Thursday, July 11, 2013

Sugar prices drop despite fall in Brazilian output

by Agrimoney.com

Sugar prices came within an ace of a three-year low despite a further decline in output from Brazil's key Centre South region, as "severe rains" and the greater returns from converting cane into ethanol took their toll.

Raw sugar for October reversed early gains to close 0.6% down at 16.25 cents a pound in New York, 0.04 cents from matching the lowest finish for a spot contract since June 2010.

The drop came despite data showing a further decline in output from the Centre South, responsible for some 90% of Brazilian production, to 1.50m tonnes in the latest fortnightly period, the last half of June, well below a season high of 2.10m tonnes reached in the first half of May.

The total was also 16.4% below production in the second half of June 2012, the data, from cane industry group Unica, showed.

'Severe rains'

The decline in output was down to "severe rains", Unica said, although levels of precipitation varied greatly between regions, with some mills seeing "very small" setbacks, while in others the pace of cane processing slowed "close to zero".

The volume of cane crushed fell 8.2% year on year to 29.1m tonnes during the fortnightly period.

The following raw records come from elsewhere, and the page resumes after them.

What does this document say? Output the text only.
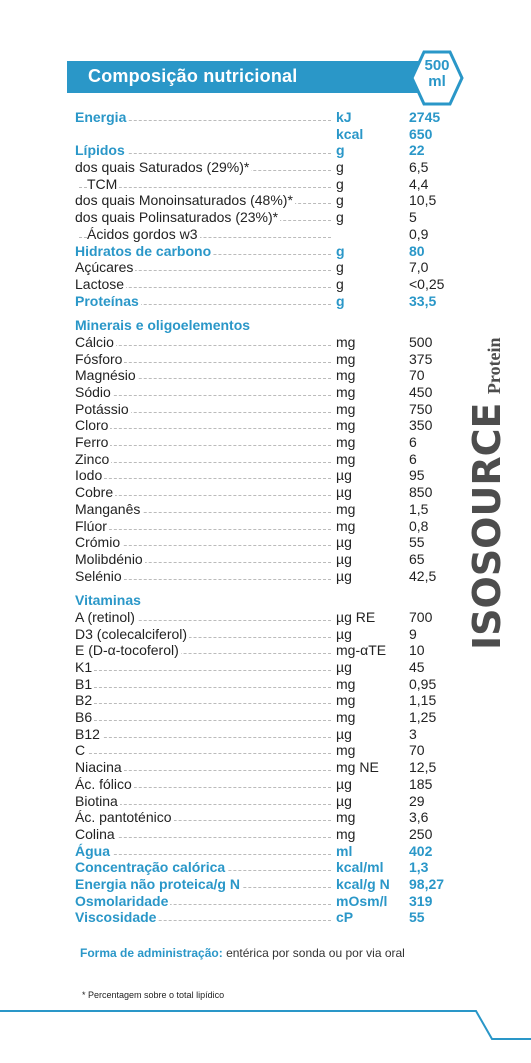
Composição nutricional
500
ml
Energia	kJ	2745
kcal	650
Lípidos	g	22
dos quais Saturados (29%)*	g	6,5
TCM	g	4,4
dos quais Monoinsaturados (48%)*	g	10,5
dos quais Polinsaturados (23%)*	g	5
Ácidos gordos w3	0,9
Hidratos de carbono	g	80
Açúcares	g	7,0
Lactose	g	<0,25
Proteínas	g	33,5
Minerais e oligoelementos
Cálcio	mg	500
Fósforo	mg	375
Magnésio	mg	70
Sódio	mg	450
Potássio	mg	750
Cloro	mg	350
Ferro	mg	6
Zinco	mg	6
Iodo	µg	95
Cobre	µg	850
Manganês	mg	1,5
Flúor	mg	0,8
Crómio	µg	55
Molibdénio	µg	65
Selénio	µg	42,5
Vitaminas
A (retinol)	µg RE 700
D3 (colecalciferol)	µg	9
E (D-α-tocoferol)	mg-αTE 10
K1	µg	45
B1	mg	0,95
B2	mg	1,15
B6	mg	1,25
B12	µg	3
C	mg	70
Niacina	mg NE 12,5
Ác. fólico	µg	185
Biotina	µg	29
Ác. pantoténico	mg	3,6
Colina	mg	250
Água	ml	402
Concentração calórica	kcal/ml 1,3
Energia não proteica/g N	kcal/g N 98,27
Osmolaridade	mOsm/l 319
Viscosidade	cP	55
Forma de administração: entérica por sonda ou por via oral
* Percentagem sobre o total lipídico
ISOSOURCE Protein
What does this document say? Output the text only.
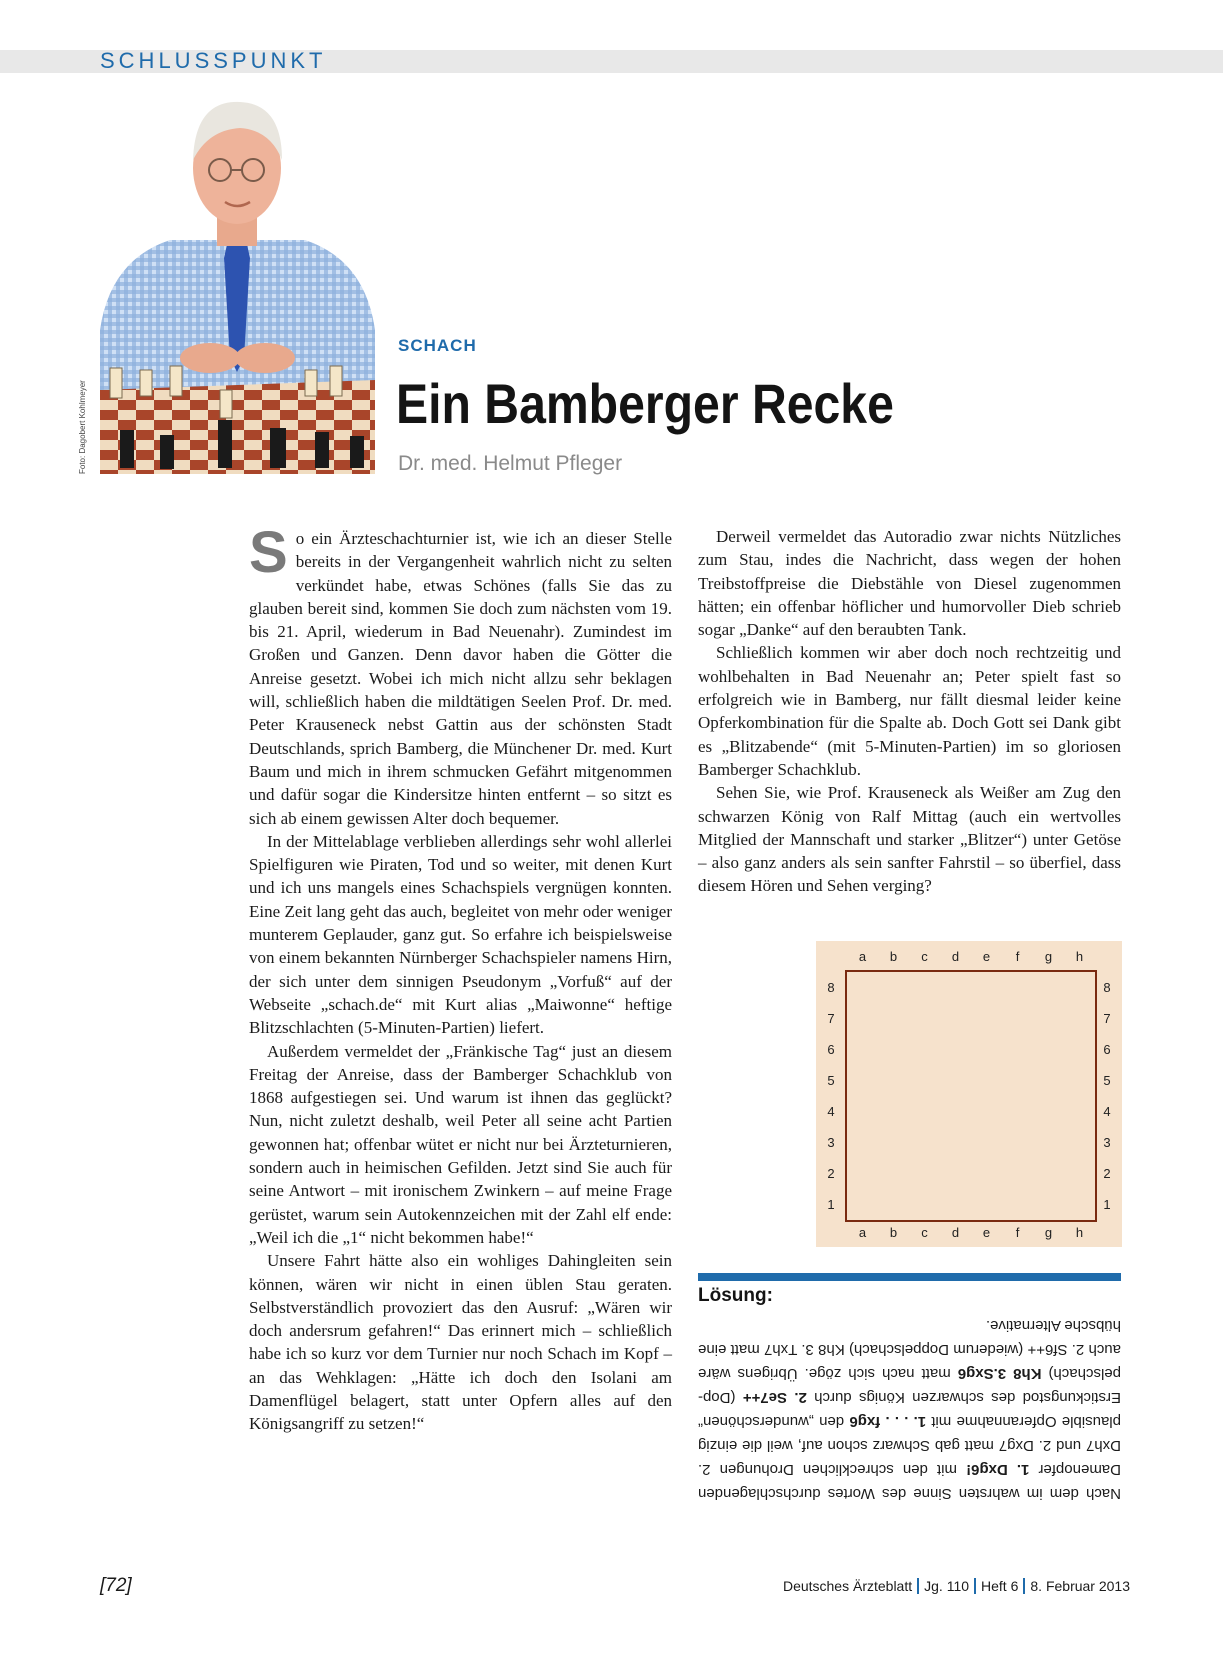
SCHLUSSPUNKT
Foto: Dagobert Kohlmeyer
SCHACH
Ein Bamberger Recke
Dr. med. Helmut Pfleger

So ein Ärzteschachturnier ist, wie ich an dieser Stelle bereits in der Vergangenheit wahrlich nicht zu selten verkündet habe, etwas Schönes (falls Sie das zu glauben bereit sind, kommen Sie doch zum nächsten vom 19. bis 21. April, wiederum in Bad Neuenahr). Zumindest im Großen und Ganzen. Denn davor haben die Götter die Anreise gesetzt. Wobei ich mich nicht allzu sehr beklagen will, schließlich haben die mildtätigen Seelen Prof. Dr. med. Peter Krauseneck nebst Gattin aus der schönsten Stadt Deutschlands, sprich Bamberg, die Münchener Dr. med. Kurt Baum und mich in ihrem schmucken Gefährt mitgenommen und dafür sogar die Kindersitze hinten entfernt – so sitzt es sich ab einem gewissen Alter doch bequemer.

In der Mittelablage verblieben allerdings sehr wohl allerlei Spielfiguren wie Piraten, Tod und so weiter, mit denen Kurt und ich uns mangels eines Schachspiels vergnügen konnten. Eine Zeit lang geht das auch, begleitet von mehr oder weniger munterem Geplauder, ganz gut. So erfahre ich beispielsweise von einem bekannten Nürnberger Schachspieler namens Hirn, der sich unter dem sinnigen Pseudonym „Vorfuß“ auf der Webseite „schach.de“ mit Kurt alias „Maiwonne“ heftige Blitzschlachten (5-Minuten-Partien) liefert.

Außerdem vermeldet der „Fränkische Tag“ just an diesem Freitag der Anreise, dass der Bamberger Schachklub von 1868 aufgestiegen sei. Und warum ist ihnen das geglückt? Nun, nicht zuletzt deshalb, weil Peter all seine acht Partien gewonnen hat; offenbar wütet er nicht nur bei Ärzteturnieren, sondern auch in heimischen Gefilden. Jetzt sind Sie auch für seine Antwort – mit ironischem Zwinkern – auf meine Frage gerüstet, warum sein Autokennzeichen mit der Zahl elf ende: „Weil ich die „1“ nicht bekommen habe!“

Unsere Fahrt hätte also ein wohliges Dahingleiten sein können, wären wir nicht in einen üblen Stau geraten. Selbstverständlich provoziert das den Ausruf: „Wären wir doch andersrum gefahren!“ Das erinnert mich – schließlich habe ich so kurz vor dem Turnier nur noch Schach im Kopf – an das Wehklagen: „Hätte ich doch den Isolani am Damenflügel belagert, statt unter Opfern alles auf den Königsangriff zu setzen!“

Derweil vermeldet das Autoradio zwar nichts Nützliches zum Stau, indes die Nachricht, dass wegen der hohen Treibstoffpreise die Diebstähle von Diesel zugenommen hätten; ein offenbar höflicher und humorvoller Dieb schrieb sogar „Danke“ auf den beraubten Tank.

Schließlich kommen wir aber doch noch rechtzeitig und wohlbehalten in Bad Neuenahr an; Peter spielt fast so erfolgreich wie in Bamberg, nur fällt diesmal leider keine Opferkombination für die Spalte ab. Doch Gott sei Dank gibt es „Blitzabende“ (mit 5-Minuten-Partien) im so gloriosen Bamberger Schachklub.

Sehen Sie, wie Prof. Krauseneck als Weißer am Zug den schwarzen König von Ralf Mittag (auch ein wertvolles Mitglied der Mannschaft und starker „Blitzer“) unter Getöse – also ganz anders als sein sanfter Fahrstil – so überfiel, dass diesem Hören und Sehen verging?

a
a
b
b
c
c
d
d
e
e
f
f
g
g
h
h
8	8
7	7
6	6
5	5
4	4
3	3
2	2
1	1
Lösung:

Nach dem im wahrsten Sinne des Wortes durchschlagenden Damenopfer 1. Dxg6! mit den schrecklichen Drohungen 2. Dxh7 und 2. Dxg7 matt gab Schwarz schon auf, weil die einzig plausible Opferannahme mit 1. . . . fxg6 den „wunderschönen“ Erstickungstod des schwarzen Königs durch 2. Se7++ (Doppelschach) Kh8 3.Sxg6 matt nach sich zöge. Übrigens wäre auch 2. Sf6++ (wiederum Doppelschach) Kh8 3. Txh7 matt eine hübsche Alternative.

[72]	Deutsches Ärzteblatt Jg. 110 Heft 6 8. Februar 2013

Furthermore, mills turned most into ethanol, with the proportion converted into sugar coming in at 41.9% for both the two-week period and 2013-14 so far, which started in April.

This compares with a cumulative 46.2% of cane turned into sugar as of this time last season, and was indeed the lowest figure but one of the last 10 years.

"Only in 2008-09 was there a figure lower than that recorded so far this year," the group said.

Ethanol's appeal

Indeed, the appeal to mills of making ethanol - whose price has been supported by changes to fuel prices, taxes and ethanol-gasoline blend rates in Brazil – over sugar at values less than half those reached in 2011 means that the biofuel is in increasing favour.

"If we do a simple exercise, extrapolating the trend so far this season into the subsequent periods, we conclude that all the expected growth in cane grindings may be directed to ethanol production," Antonio de Padua Rodrigues, the Unica technical director, said.

Production of anhydrous ethanol, that used for blending with gasoline rather than utilised neat like hydrous ethanol, has "more than doubled compared to last season", he noted

Nonetheless, the extent of the switch to ethanol, and of the rain delays to cane harvesting, had been factored in to prices during a late-June rebound in futures prices, before a fresh retreat this month, fuelled by strong monsoon rains boosting prospects for India's cane crop.

Furthermore, cumulatively, Centre South sugar output so far in 2013-14, is still one-third higher than a year ago.